This section of the Investigator Manual provides information about HIPAA, FERPA, and FDA regulations.

HIPAA Privacy & Security Rules

The HIPAA Privacy Rule is a set of federal regulations providing protections for the confidentiality of health information used in clinical practice, research, and the operations of health care facilities. The purpose of the Privacy Rule is to ensure that health information confidentiality risks are minimized. If your study falls under HIPAA, you may need to obtain authorization from participants to use or access their protected health information (see Writing a HIPAA Authorization Form). For information on waivers of authorization and other HIPAA information related to submission of IRB applications, see HIPAA Processes & Documentation.

While the IRB serves as the HIPAA privacy board for UW-Madison, the Office of Compliance is responsible for HIPAA policy and oversight. For additional guidance on HIPAA and its application to human research – including training requirements – please review the Office of Compliance HIPAA website.

Federal Educational Privacy Act (FERPA)

The Family Educational Rights and Privacy Act (FERPA) is a Federal law administered by the U.S. Department of Education; 34 CFR Part 99. FERPA applies to all educational agencies and institutions that receive federal funding. FERPA aims to protect the privacy of Student Education Records. Education records include any record containing personally identifiable information (PII) directly related to the student. PII is not limited to name but may include indirect identifiers as well. Note that student medical records from University Health Services (UHS) are considered student records and subject to FERPA regulations. To use student records for research purposes, you must first obtain informed consent from those students (with certain exceptions).

For details on FERPA requirements in human research, refer to HRP 331-WORKSHEET-FERPA Compliance. Additional information about FERPA may also be found on the Office of the Registrar’s website.

FDA Regulations and IRB Review

The IRB reviews studies involving drugs, devices, biologics, radioactive materials, and in vitro diagnostic devices in accordance with relevant FDA regulations. In addition, some foods and dietary supplements, software, and mobile apps may need to be assessed in accordance with FDA regulations. Depending on how the test articles will used in a study, you may be asked to consult with the FDA and provide documentation from the FDA during the IRB review process.

For studies where a UW-Madison investigator will hold an investigational new drug (IND) and/or investigational device exemption (IDE), additional institutional requirements (including training and monitoring) must be met.

The IRB uses the following tools and policies when reviewing studies that may be regulated.

Additional information about relevant FDA regulations can be found in Appendix A. We encourage you to refer to the above resources when preparing an application that may be FDA regulated. IRB staff also are available to consult with you regarding how FDA regulations may apply to your study.

Investigator’s Drug Brochure (IDB) and Package Inserts

For investigational and FDA-approved drugs, you may need to submit IDBs and package inserts to provide the IRB with sufficient information to assess regulatory criteria for approval.
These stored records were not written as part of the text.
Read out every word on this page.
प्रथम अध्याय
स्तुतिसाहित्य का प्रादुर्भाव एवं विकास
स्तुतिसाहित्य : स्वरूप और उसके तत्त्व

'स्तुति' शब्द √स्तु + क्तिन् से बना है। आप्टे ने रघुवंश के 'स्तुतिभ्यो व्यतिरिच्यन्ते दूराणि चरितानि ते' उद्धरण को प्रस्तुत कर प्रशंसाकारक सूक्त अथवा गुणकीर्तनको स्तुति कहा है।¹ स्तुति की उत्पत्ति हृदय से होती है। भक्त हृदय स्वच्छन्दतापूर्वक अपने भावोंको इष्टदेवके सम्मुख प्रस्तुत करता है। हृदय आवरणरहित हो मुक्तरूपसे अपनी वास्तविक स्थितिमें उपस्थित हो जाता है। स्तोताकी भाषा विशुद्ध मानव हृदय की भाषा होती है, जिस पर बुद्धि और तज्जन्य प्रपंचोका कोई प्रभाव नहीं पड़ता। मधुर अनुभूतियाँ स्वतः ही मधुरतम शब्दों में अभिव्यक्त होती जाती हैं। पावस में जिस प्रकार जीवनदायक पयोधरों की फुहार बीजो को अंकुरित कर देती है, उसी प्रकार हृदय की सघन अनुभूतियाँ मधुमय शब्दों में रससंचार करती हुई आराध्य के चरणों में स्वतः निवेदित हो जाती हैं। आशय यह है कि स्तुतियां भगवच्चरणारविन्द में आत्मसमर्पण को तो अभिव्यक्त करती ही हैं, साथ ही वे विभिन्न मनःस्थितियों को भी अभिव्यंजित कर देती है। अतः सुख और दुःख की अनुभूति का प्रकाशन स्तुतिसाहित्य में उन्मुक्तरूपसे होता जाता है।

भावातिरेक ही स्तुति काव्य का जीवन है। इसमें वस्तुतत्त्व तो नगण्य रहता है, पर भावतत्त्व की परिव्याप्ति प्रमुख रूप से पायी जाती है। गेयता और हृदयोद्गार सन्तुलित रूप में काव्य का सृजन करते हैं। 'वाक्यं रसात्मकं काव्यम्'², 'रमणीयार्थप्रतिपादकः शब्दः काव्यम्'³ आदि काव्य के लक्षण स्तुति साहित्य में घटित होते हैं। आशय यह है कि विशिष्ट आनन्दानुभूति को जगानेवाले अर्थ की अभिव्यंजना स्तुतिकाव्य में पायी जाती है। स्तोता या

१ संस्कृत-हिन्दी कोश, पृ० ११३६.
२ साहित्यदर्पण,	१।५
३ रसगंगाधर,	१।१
  • Initial review requirements
    • If a research study involves testing or evaluating drug(s) and their use in the research is covered under an IND, an IDB should be provided to the IRB. For any drugs being tested or evaluated as part of the research that are FDA-approved and an IND is not required for their use in the research, the study team should provide the IRB with package inserts rather than IDBs.
    • Many studies involve FDA-approved drugs used within their approved indication and which are not the focus of a study (e.g., drugs to mitigate side effects, lidocaine). The IRB may request package inserts or other documentation in these cases, so that the IRB is able to assess whether there are additional risks to study participation.
  • Change requirements
    • Updates to the IDBs and/or package inserts must be submitted as a change to the IRB within 60 days of receipt when the revisions will:
      • affect the risk/benefit ratio of the study (i.e., will result in a change to the study documents);
      • affect alternatives to study participation for subjects; OR
      • represent new information that should be provided to subjects.
    • With the change of protocol, research teams should submit the IDB and/or package insert that triggered the change as well as any prior versions of IDBs and/or package inserts that had been updated, but not yet submitted to the IRB for review.
    • Review the Reportable Event Reporting Requirements section as some IDB, package insert, or device labeling changes may require a New Information Reportable Event submission in addition to a Change of Protocol.
  • Continuing review requirements
    • Revised IDBs/Package Inserts may be submitted at continuing review if:
      • The revised IDBs/Package Inserts do NOT contain revisions that would require a change as describe above. Or
      • The study is permanently closed to enrollment locally, no local subjects are on treatment, and the revised IDB and/or package insert contains no new information that would affect past subjects (e.g., new latent risks).
    • In these cases, you must upload an IDB and Package Insert Log to the continuing review.
      • For IDBs: The log should include a brief summary of the revised information in the IDB as compared to the most recent version of the IDB the IRB has on file as well as an explanation why the IDB did not meet any of the criteria noted above that would require submission prior to continuing review.
      • For Package Inserts: If a summary of the changes is not available, you should confirm that the PI has reviewed the revised package insert and confirms it does not meet the criteria for reporting via a change.